PC exposure results in increased aggression through both serotonergic and non-serotonergic neurobiological changes as indicated by the solid lines. Early life stress can also increase aggression through changes in both serotonergic and non-serotonergic signaling components as indicated by the dotted lines. If an animal experiences both PC exposure and early life stress, the impact of low SERT, low 5-HT and high cortical 5-HT_1A may be even greater than either insult alone contributing to a greater behavioral impact as indicated by the thicker arrows. It is likely that PC exposure offspring would experience early life stress through parental neglect induced by drug use by the parents as indicated by the blue arrows.

Fig. (5)

Developmental Effects of Serotonin Deficits.

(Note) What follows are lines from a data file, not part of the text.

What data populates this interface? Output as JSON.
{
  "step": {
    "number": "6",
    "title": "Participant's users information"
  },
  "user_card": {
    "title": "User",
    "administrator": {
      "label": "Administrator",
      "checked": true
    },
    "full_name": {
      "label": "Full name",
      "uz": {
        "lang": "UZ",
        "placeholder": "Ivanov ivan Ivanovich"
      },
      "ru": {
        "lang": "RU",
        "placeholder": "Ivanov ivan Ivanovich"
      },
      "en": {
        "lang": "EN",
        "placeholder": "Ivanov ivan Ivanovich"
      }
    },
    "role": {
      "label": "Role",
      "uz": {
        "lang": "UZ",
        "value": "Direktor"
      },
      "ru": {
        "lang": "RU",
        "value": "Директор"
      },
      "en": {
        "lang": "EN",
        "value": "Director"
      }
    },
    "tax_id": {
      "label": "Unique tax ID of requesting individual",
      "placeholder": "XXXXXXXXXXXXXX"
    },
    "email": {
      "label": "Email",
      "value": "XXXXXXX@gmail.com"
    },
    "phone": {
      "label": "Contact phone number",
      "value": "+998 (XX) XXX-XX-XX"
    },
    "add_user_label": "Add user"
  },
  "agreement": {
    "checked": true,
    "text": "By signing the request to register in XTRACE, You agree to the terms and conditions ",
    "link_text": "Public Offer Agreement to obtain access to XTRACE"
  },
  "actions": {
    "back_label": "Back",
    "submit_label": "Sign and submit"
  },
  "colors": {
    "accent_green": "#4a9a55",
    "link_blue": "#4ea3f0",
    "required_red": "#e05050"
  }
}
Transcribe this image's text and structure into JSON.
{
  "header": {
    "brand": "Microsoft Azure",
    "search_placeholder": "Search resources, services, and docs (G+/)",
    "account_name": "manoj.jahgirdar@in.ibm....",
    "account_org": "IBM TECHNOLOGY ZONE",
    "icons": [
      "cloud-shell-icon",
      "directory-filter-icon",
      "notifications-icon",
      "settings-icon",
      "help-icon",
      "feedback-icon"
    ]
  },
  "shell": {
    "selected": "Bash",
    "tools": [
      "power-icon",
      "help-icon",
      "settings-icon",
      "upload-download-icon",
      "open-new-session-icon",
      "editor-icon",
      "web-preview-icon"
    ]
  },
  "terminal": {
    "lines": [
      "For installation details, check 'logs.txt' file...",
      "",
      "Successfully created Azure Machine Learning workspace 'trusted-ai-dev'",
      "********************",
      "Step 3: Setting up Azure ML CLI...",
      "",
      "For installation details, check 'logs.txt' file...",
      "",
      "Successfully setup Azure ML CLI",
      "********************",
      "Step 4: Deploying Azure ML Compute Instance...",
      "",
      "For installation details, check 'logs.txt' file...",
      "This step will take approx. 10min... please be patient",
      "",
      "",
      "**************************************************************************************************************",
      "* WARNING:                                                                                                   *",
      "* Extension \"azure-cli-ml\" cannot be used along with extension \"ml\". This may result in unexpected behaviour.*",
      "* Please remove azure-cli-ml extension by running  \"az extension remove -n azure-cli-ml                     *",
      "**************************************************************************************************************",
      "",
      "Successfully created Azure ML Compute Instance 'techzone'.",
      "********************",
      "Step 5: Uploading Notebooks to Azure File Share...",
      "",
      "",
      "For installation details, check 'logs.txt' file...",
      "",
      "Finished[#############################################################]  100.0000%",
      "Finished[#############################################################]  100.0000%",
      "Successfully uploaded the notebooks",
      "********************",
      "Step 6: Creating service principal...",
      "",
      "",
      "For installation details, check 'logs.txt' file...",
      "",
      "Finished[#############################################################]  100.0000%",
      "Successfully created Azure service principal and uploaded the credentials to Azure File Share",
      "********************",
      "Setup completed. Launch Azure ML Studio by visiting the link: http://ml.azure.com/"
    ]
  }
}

PC exposure can cause a variety of serotonergic changes during infancy that culminate in low serotonergic tone (Box A.) PC exposure causes deficits in adult 5-HT signaling, which may be developmental compensations for early disruptions (Box B). The sum of the 5-HT signaling deficits accrued by adulthood lead to a number of interacting behavioral problems and overall poor behavioral outcomes (Box C).